# Section 2 Risk Factor Extraction

In section 1, we have downloaded the fincancial reports from 2022Q1 to 2023Q3. In this section, we are going to extract the risk factor text from each of these files. According to the requirement of the 10-K form given by SEC (https://www.sec.gov/files/form10-k.pdf), there is an section named "Item 1A. Risk Factors" included in the form  which shows the potential risks faced by the company.

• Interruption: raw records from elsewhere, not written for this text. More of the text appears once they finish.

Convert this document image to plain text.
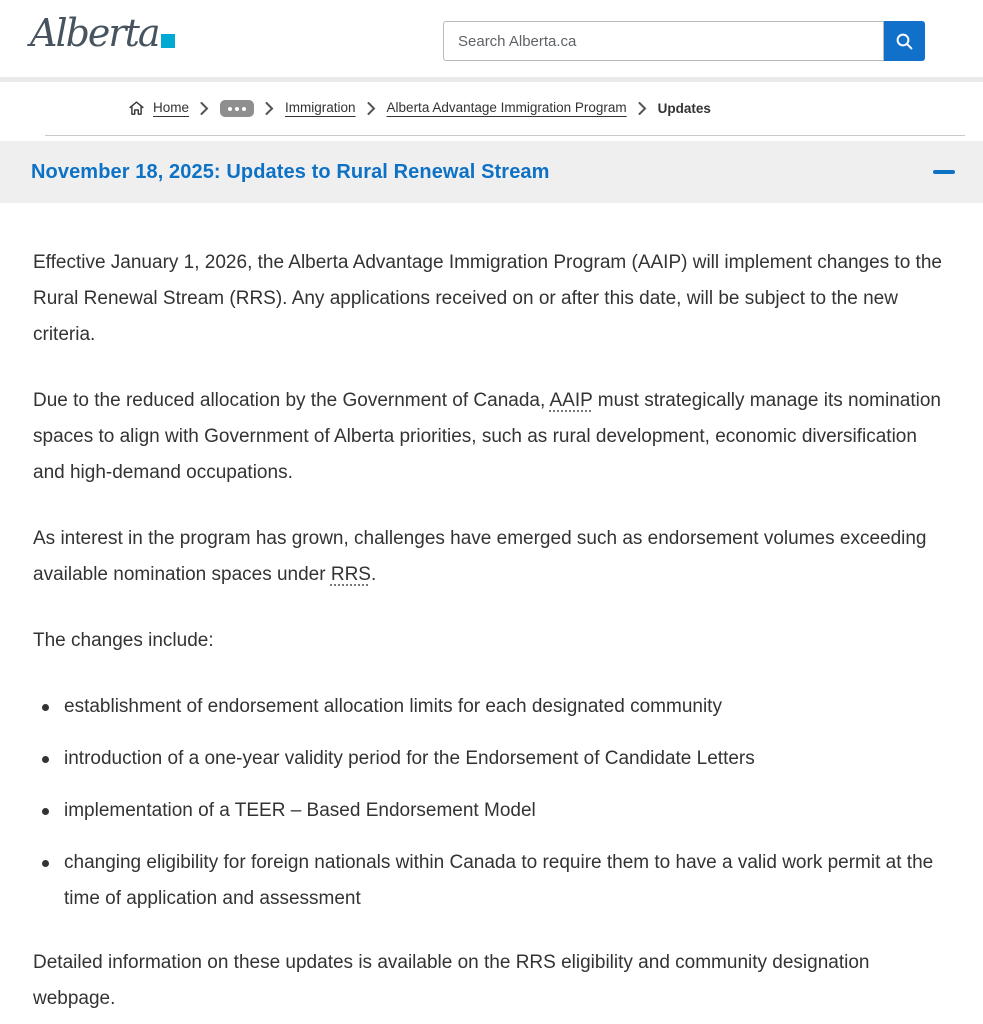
Alberta
Search Alberta.ca
Home	Immigration Alberta Advantage Immigration Program Updates
November 18, 2025: Updates to Rural Renewal Stream

Effective January 1, 2026, the Alberta Advantage Immigration Program (AAIP) will implement changes to the Rural Renewal Stream (RRS). Any applications received on or after this date, will be subject to the new criteria.

Due to the reduced allocation by the Government of Canada, AAIP must strategically manage its nomination spaces to align with Government of Alberta priorities, such as rural development, economic diversification and high-demand occupations.

As interest in the program has grown, challenges have emerged such as endorsement volumes exceeding available nomination spaces under RRS.

The changes include:

establishment of endorsement allocation limits for each designated community
introduction of a one-year validity period for the Endorsement of Candidate Letters
implementation of a TEER – Based Endorsement Model
changing eligibility for foreign nationals within Canada to require them to have a valid work permit at the time of application and assessment

Detailed information on these updates is available on the RRS eligibility and community designation webpage.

Therefore, it is important for us to filter and cleanse the text from this part so that we can use it for further analysis.

In [1]:
import pandas as pd
import numpy as np
import requests
import os
import re
import html
import warnings
warnings.filterwarnings("ignore")

# 2.1 Energy & Transportation Industry (1311, 1389, 4911)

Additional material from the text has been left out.